Garbage trucks start hauling at 2 a.m. and continue until a break at 7 or 7:30 a.m. when employees eat, Ainslie said.
Crews need to start that early because garbage from main street and other sites needs to be removed before traffic starts to pick up, he said.
Crews spend part of the morning picking up residential garbage. Frequent residential pick up is needed because a good share of Sturgis property owners rent lawns or their houses to rally attendees, Ainslie said.
Crews make numerous trips throughout the city to pick up garbage to keep up, Ainslie said.
The city pays the tipping fee of $62.23 per ton but there is additional cost. “…for every ton dumped at Belle Fouche it’s gas and staff time. It’s waiting in line…wear and tear on trucks,” Ainslie said.
Garbage isn’t the only waste created by rally attendees.
When nearly a half million people attend a 10-day event in town there will be more wastewater.

The city’s wastewater treatment system will still need to handle more wastewater from the rally even if attendance is down this year because of COVID-19.
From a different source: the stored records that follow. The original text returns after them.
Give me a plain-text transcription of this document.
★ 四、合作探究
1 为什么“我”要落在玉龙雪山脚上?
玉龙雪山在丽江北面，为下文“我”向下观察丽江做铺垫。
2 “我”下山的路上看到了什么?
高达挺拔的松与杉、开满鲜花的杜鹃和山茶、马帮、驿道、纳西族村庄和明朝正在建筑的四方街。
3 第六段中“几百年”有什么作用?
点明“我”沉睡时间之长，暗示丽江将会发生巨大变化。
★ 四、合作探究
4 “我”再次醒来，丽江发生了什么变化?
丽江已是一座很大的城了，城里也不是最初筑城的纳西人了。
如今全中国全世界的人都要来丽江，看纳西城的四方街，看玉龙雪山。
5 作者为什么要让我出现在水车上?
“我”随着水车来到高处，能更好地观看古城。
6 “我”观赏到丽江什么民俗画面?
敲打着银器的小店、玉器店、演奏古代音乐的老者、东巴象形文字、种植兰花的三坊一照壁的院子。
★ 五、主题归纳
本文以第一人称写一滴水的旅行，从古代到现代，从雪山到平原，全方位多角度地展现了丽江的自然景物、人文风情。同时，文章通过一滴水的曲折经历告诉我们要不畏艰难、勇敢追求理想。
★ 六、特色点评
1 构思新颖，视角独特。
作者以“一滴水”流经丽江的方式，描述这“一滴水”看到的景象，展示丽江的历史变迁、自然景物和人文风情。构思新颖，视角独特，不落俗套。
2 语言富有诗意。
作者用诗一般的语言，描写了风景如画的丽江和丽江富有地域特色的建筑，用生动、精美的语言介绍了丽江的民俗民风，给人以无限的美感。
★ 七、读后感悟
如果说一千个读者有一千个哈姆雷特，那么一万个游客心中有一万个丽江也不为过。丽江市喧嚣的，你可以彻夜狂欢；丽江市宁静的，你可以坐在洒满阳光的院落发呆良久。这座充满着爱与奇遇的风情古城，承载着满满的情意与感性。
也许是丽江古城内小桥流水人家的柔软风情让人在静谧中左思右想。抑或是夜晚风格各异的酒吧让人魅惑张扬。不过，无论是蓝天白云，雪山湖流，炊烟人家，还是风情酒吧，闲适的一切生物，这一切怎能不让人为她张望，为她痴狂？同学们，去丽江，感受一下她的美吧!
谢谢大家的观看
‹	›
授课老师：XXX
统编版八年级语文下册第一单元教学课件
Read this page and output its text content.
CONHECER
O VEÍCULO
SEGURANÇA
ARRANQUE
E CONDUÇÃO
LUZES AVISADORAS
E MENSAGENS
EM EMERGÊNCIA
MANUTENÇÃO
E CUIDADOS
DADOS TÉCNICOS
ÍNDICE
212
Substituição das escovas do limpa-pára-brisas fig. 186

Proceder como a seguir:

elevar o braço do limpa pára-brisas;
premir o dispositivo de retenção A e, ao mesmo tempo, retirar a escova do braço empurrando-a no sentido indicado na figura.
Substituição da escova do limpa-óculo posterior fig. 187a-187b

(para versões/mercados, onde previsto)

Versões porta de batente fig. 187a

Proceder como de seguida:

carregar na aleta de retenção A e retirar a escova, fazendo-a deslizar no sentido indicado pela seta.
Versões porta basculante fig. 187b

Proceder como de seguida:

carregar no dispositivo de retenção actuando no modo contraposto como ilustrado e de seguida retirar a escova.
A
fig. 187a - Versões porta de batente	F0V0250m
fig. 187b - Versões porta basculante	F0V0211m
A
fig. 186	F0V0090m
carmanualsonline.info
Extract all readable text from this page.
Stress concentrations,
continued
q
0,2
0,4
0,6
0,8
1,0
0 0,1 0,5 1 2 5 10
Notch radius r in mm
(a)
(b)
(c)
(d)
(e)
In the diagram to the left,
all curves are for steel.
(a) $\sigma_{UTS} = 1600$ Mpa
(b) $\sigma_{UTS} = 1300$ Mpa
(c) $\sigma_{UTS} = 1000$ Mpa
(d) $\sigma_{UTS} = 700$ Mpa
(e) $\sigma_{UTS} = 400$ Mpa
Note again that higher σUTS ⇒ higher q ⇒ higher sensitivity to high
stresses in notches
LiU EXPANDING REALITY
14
The city’s wastewater treatment plant was built in the 1990s. While it was designed to handle fluctuations in capacity, there is no way it can keep up with daily treatment of rally wastewater, Ainslie said.
The city’s system has treatment ponds to store wastewater. Rally wastewater is pre-treated and stored in those ponds until it can be treated in the plan, Ainslie said.
The city could not afford to build and maintain a plant big enough to handle wastewater from a 10-day rally, Ainslie said.
Rally attendees and businesses use water during the event but there is no real increase over the prior month, Ainslie said.
“The interesting thing, it’s not as large an increase as in July,” Ainslie said.
By July, many residents and property owners are watering their lawns so the amount of water used increases significantly, Ainslie said.
Since a good share of Sturgis residents leave town during the rally, they don’t water their lawns for those 10 days, Ainslie said.
Any potential increase in water used during the rally is offset by the decrease in sprinkler use, Ainslie said.
The wet weather of 2019 was an exception as less water was used for sprinklers, he said.